Pro-vice chancellor and principal of University of the West Indies (UWI), Prof Clement Sankat is calling on the public to lend assistance to help cover the $3 million cost that is needed to host 200 Haitian students. These students, he said, were accepted to complete their final year of tertiary education at the UWI St Augustine campus. Sankat made the call yesterday, during a news conference on UWI for Haiti, a fund-raising drive for the UWI/Haitian Student Fund, at the Central Bank, Port-of-Spain. Sankat said since the devastating earthquake in January, the regional UWI had been lending support in an effort to re-build the tertiary education sector and help with the mid to long-term recovery and reconstruction in Haiti.
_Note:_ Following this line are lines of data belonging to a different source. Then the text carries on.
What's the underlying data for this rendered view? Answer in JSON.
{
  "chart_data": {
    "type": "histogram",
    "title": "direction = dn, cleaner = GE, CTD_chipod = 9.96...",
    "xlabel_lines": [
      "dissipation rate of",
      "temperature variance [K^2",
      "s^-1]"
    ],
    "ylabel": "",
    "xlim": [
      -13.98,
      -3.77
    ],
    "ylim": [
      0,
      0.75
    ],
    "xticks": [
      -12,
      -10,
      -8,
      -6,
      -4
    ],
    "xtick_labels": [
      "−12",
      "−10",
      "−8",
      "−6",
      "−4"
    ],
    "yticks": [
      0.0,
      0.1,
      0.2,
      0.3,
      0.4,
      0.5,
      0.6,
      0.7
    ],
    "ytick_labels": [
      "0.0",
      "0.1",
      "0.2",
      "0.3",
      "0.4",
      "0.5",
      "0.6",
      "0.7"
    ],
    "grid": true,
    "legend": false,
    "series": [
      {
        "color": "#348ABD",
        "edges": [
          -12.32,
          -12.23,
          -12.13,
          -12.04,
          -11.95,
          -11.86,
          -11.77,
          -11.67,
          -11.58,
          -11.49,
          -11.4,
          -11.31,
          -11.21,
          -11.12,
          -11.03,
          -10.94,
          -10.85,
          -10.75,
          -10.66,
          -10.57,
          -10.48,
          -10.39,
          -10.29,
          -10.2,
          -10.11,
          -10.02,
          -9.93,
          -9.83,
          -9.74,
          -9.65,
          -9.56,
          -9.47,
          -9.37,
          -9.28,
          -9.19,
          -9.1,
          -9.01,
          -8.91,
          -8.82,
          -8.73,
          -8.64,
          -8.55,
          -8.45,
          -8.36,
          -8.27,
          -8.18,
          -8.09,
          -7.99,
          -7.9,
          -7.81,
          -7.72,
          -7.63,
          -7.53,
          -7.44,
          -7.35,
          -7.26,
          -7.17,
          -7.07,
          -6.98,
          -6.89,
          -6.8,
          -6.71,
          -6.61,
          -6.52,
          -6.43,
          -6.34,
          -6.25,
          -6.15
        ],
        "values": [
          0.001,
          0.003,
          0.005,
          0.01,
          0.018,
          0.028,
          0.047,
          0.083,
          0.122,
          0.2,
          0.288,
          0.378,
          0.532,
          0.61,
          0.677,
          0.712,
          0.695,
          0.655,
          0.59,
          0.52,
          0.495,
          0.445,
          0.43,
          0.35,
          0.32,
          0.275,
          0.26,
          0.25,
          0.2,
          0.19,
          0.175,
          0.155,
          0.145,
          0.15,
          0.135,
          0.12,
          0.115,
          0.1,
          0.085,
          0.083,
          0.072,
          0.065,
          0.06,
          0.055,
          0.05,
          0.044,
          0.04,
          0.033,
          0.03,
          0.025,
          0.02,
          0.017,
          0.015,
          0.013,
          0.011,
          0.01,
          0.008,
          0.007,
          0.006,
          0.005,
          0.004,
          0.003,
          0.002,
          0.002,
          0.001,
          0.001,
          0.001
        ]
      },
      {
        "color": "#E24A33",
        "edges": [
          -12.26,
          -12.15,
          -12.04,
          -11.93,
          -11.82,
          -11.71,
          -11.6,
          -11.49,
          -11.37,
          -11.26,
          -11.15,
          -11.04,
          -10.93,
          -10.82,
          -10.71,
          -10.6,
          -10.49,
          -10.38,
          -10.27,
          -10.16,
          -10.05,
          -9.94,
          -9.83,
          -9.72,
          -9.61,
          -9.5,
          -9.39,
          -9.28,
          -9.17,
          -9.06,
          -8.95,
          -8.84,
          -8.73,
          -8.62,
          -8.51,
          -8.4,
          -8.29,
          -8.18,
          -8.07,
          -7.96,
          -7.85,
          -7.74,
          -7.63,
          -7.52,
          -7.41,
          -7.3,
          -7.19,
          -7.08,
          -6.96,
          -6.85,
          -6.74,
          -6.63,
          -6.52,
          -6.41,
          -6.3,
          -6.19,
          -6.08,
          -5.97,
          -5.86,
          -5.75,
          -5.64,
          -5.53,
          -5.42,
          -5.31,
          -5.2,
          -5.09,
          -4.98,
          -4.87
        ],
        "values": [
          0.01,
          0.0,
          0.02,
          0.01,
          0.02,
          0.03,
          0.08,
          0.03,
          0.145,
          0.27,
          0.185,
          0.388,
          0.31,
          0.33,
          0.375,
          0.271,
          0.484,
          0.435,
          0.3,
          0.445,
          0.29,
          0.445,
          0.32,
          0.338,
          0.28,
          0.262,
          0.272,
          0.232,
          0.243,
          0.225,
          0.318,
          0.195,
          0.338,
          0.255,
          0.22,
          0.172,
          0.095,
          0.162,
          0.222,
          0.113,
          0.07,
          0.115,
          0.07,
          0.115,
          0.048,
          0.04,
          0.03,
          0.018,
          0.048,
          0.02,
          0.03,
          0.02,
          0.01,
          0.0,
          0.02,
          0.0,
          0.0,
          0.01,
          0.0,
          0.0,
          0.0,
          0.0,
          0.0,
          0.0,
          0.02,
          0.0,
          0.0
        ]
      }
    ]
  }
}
"In our continued effort, UWI decided to host 200 displaced Haitian university students to complete their studies at the three resident campuses in Trinidad (St Augustine) Jamaica (Mona) and Barbados (Cave Hill)," he said. Sankat said UWI had offered 200 places to Haitian students with the St Augustine campus accepting the responsibility for 75 of these places. "We have already pledged over US$730,000 out of the US$1.3 million required to bring and support 70 Haitian students to the St Augustine campus," he said. The St Augustine campus has also committed to meet the tuition and accommodation costs but more assistance was required for the students' airfares, living expenses and study materials at an estimated cost of US$6,500 per student or about US$500,000 for the group.
Sankat said, however, that a number of organisations from the private sector had responded positively already. At the conference, representatives of United Way, Republic Bank, SM Jaleel, RBTT and EXIM Bank all presented cheques totalling $513,500 to the UWI Haitian Student Fund. Sankat said he was appealing to the Government, private sector, "our alumni," staff and students as well as the civil society to pledge their assistance in this worthy cause. He noted that the staff and students had contributed a total of $215,000 which $90,000 was collected for the UWI St Augustine Haiti Relief Fund and $125,000 in the UWI Haitian Students' Fund. Also in attendance was Central Bank Governor Ewart Williams who also made the appeal for the public to assist.
Williams, who is also the chairman of the UWI Campus Council, said the launch was very timely as Haiti was no longer occupying the front pages. But Williams said even though he understood that the world had other challenges to deal with, including the oil spill and, locally, the severe drought and the impact of the most serious flooding in decades, the Haitian reality remained the same. He noted that more than 1.5 million people were still living in tents, formal education at all levels was at a standstill, where 90 per cent of university buildings destroyed, 40 academics and more than 200 university students were killed and donors were lagging behind with their pledges.